Doctor's Reply: Meniere's Disease does have the ability to destroy one's hearing completely.  This outcome is, thankfully, the exception rather than the rule.  When it does happen it typically occurs in only one ear.  Adhering to a strict low salt diet and taking a diuretic medication will help one mitigate this risk.

Your Question: How do ear infections or antibiotics cause hearing loss?  What role does Ototoxicity play?

Doctor's Reply It depends on the type of infection your talking about.  Middle ear infections cause conductive hearing loss because the ear drum doesn't vibrate as efficiently as it could.  Inner ear infections are typically viral in nature.  A virus often will stimulate an inflammatory response which can, in turn, damage the cochlea's hair cells.  The same is true for "ototoxic" antibiotics.  These antibiotics can damage the cochlea's hair cells directly or by causing inflammation within the inner ear. 

March 2016 Questions and Responses

Your Question: One of my friends had labyrinthectomy. The question is how long does it take for one to recover with therapy focusing on balance?  What is the success rate for these people?  If there has been a study on patients going through this, with adjustments made, are they able to function as close as possible?  Thank you!

Doctor's Reply: You are absolutely correct.  By far the best treatment for imbalance following labyrinthectomy is physical therapy or vestibular rehabilitation training (VRT). VRT is typically very effective in restoring one's balance back to their personal baseline.  Of course, its effectiveness depends on the patient's commitment to the therapy and its exercises as well as his/her general health and presence of comorbidities. I am a true believer in VRT and prescribe it at least once a week in my practice.

Your Question: What are the chances of not regaining hearing from a ruptured ear drum?

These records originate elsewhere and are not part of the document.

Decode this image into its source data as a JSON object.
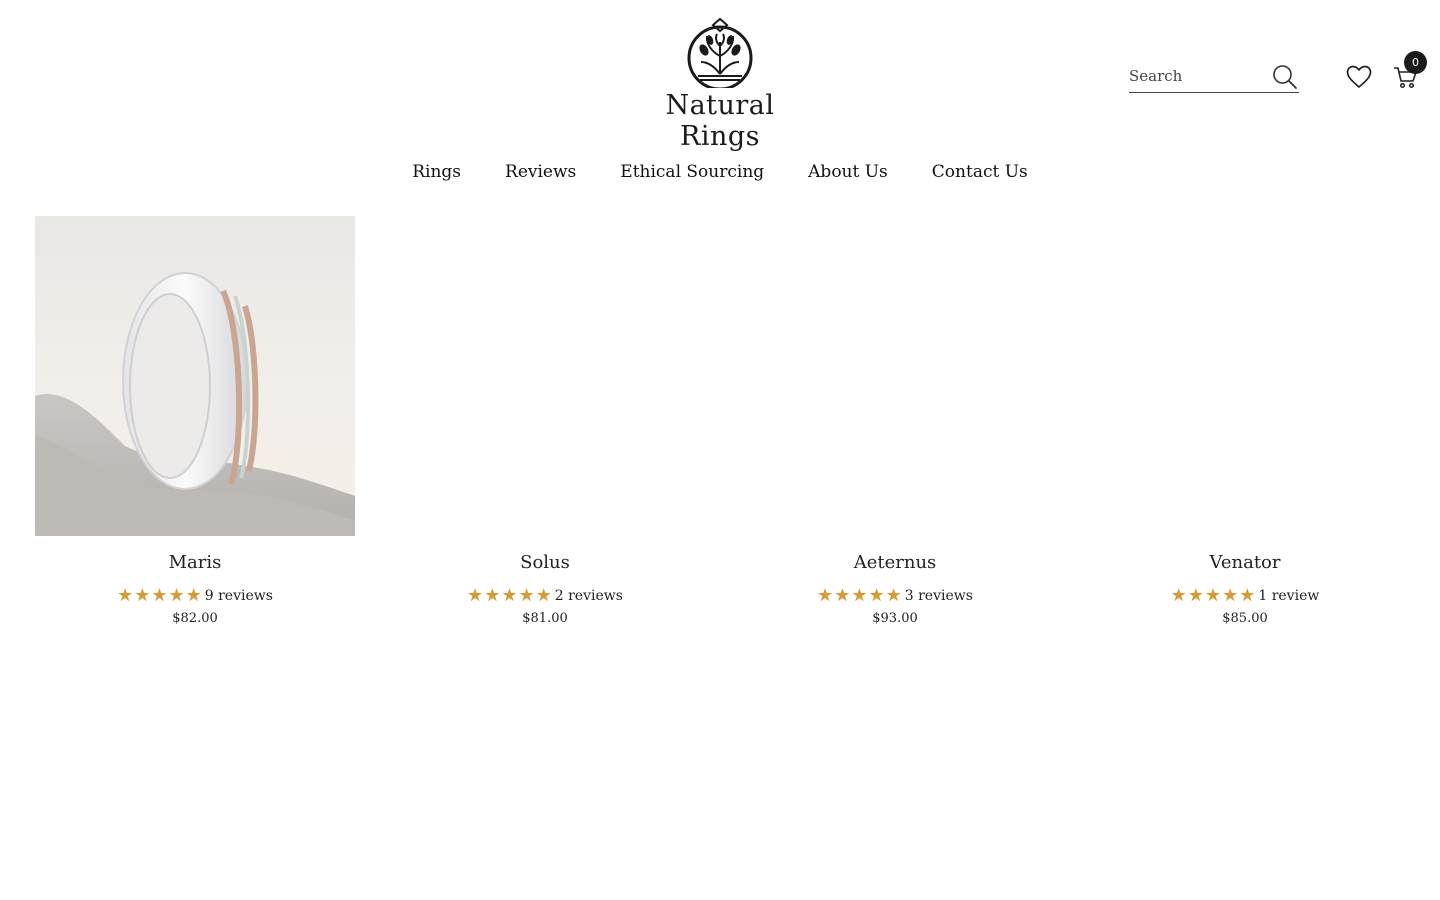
{
  "brand": {
    "name": "Natural Rings",
    "colors": {
      "text": "#1a1a1a",
      "star": "#d59b36",
      "background": "#ffffff"
    }
  },
  "header": {
    "search": {
      "placeholder": "Search",
      "value": "",
      "icon": "search-icon"
    },
    "wishlist": {
      "icon": "heart-icon"
    },
    "cart": {
      "icon": "cart-icon",
      "count": "0"
    }
  },
  "nav": {
    "items": [
      {
        "label": "Rings"
      },
      {
        "label": "Reviews"
      },
      {
        "label": "Ethical Sourcing"
      },
      {
        "label": "About Us"
      },
      {
        "label": "Contact Us"
      }
    ]
  },
  "products": [
    {
      "title": "Maris",
      "rating": 5,
      "reviews": "9 reviews",
      "price": "$82.00",
      "image": "ring-photo"
    },
    {
      "title": "Solus",
      "rating": 5,
      "reviews": "2 reviews",
      "price": "$81.00",
      "image": ""
    },
    {
      "title": "Aeternus",
      "rating": 5,
      "reviews": "3 reviews",
      "price": "$93.00",
      "image": ""
    },
    {
      "title": "Venator",
      "rating": 5,
      "reviews": "1 review",
      "price": "$85.00",
      "image": ""
    }
  ]
}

Doctor's Reply: In general, hearing can be divided into two parts: 'Conductive' hearing describes the vibratory function of the ear drum and ossicles.  Sensorineural hearing describes the function of the cochlea which is to convert the vibratory energy of sound into an electrical signal which is carried to the brain and brain stem by the auditory nerve.   A ruptured ear drum will impede the conductive component of hearing. The amount of hearing loss depends on the size and position of the perforation along with one's overall ear health.  Perforations often heal spontaneously so their associated conductive hearing loss often resolves simultaneously. In addition, perforations that do not heal spontaneously can be repaired surgically.  These operations are generally very successful in healing the perforation and improving one's conductive hearing loss

February 2016 Questions and Responses

Your Question: Which is the best cochlear implant model currently available?  With all of the manufacturers’ hype, how do I choose? How do I get good information?

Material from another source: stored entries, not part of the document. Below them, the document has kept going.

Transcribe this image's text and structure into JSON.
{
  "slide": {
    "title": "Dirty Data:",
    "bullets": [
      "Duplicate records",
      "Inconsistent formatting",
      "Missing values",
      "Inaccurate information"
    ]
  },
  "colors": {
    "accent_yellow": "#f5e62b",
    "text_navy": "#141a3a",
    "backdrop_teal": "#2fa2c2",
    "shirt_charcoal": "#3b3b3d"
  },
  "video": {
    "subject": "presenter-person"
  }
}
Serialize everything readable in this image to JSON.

Doctor's Reply: There are 3 cochlear implant companies working in the industry at present.  Cochlear Corporation is Australian, Med El is Austrian and Advanced Bionics is American.  I have worked with all 3 devices. Surgically, the cochlear implant operation for all 3 devices is the same although insertion techniques (i.e. placing the device in the cochlea) vary slightly.  All 3 are user-friendly. Audiologically, device differences are greater.  As a rule of thumb I recommend that patients choose their device in concert with their CI audiologist.  He or she is best suited to match the patient's needs with the strengths of a particular device. 

Your Question: Could you please comment on a recently seen advertisement which stated something to the effect of “Ringing now, deafness later.”?

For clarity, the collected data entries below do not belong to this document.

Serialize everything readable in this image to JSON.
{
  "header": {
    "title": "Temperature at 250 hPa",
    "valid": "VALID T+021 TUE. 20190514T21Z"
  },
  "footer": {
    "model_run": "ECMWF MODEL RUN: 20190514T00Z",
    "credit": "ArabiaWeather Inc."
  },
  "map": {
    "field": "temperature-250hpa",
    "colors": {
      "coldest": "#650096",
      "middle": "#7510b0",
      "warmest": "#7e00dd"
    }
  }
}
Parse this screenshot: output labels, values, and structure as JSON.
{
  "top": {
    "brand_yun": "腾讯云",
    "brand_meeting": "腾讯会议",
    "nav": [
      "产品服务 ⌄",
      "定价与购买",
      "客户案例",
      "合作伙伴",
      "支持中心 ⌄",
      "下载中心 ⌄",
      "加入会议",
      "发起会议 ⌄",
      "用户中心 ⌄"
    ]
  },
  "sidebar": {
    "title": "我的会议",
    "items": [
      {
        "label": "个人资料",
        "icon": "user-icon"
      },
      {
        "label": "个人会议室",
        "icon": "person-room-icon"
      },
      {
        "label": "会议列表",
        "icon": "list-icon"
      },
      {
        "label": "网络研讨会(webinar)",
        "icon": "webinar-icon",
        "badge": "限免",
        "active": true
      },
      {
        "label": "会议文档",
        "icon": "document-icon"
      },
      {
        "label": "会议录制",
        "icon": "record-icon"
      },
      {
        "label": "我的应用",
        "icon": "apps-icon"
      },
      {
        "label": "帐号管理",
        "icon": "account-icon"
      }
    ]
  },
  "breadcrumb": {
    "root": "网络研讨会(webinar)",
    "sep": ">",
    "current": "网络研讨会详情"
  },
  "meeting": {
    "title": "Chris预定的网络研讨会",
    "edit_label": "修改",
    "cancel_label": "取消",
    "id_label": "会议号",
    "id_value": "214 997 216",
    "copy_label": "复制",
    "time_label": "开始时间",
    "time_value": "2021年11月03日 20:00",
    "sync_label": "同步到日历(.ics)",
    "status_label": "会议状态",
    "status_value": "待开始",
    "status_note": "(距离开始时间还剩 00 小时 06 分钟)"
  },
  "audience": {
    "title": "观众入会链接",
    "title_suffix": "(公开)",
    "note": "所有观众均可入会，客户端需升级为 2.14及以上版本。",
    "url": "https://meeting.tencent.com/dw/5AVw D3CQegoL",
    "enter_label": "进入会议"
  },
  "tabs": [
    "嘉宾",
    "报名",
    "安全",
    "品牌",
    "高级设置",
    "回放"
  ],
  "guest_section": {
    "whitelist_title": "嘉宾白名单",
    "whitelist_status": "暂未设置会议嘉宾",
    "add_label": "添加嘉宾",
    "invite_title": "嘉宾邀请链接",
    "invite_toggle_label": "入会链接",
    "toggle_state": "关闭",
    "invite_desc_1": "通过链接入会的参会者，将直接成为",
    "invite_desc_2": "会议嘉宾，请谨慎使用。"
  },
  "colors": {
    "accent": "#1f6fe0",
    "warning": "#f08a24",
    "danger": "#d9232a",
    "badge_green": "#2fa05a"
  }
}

Doctor's Reply: This is a misleading advertising slogan and argues for taking a particular tinnitus medication in order to prevent tinnitus-associated hearing loss in the future.  BUNK!!  The truth is that the physiology of tinnitus is not terribly well understood.  It is true that tinnitus can be associated with hearing loss but it does not cause hearing loss.

Your Question: What should one do if he wakes up one day and seems to not hear out of one ear/both ears?  What is the time frame to see a doctor for help to retain some hearing in that ear? (I have always told members that this is an emergency room situation and that the earlier steroids are used the better.  However, members report going to the emergency room only to be told to see an ENT in the next week or so and no medications were given.)

Doctor's Reply: You are correct.  Sudden hearing loss is one of the few otologic emergencies.  The sooner one begins  medical treatment with steroids the better.  I agree that emergency rooms are not helpful in this situation.  Patients are better served seeing an ENT doc or an audiologist where a booth hearing test is available.  The type and amount of hearing loss should be determined prior to beginning medical treatment.

January 2016 Questions And Responses

Your Question: My hearing aid itches so badly sometimes. I have been known to use Bobbie pins, paper clips and finger nails to ease them. To my knowledge I've never damaged anything, or have I?

Doctor's Reply: Scratching one’s ears is dangerous particularly with sharp objects. It can cause abrasions which can become infected resulting in an outer ear infection or “swimmer’s ear”. These infections are painful and often require at least topical antibiotics to treat successfully. Try ear canal lubricants like mineral or baby oil. I often prescribe a moisturizing oil called DermOtic for this condition.

Your Question: Over the years, I have noticed an increase in my tinnitus whenever my hearing aids need adjustment or replacement.  I currently have a cochlear implant in my left ear (6 years).  I purchased a new hearing aid about a year ago.  My tinnitus in my right ear has become increasingly constant—fans, motors, a general roar.  It is worse when I drive. I believe a 2nd implant would be helpful but insurance won’t cover it.  Do you have any suggestions?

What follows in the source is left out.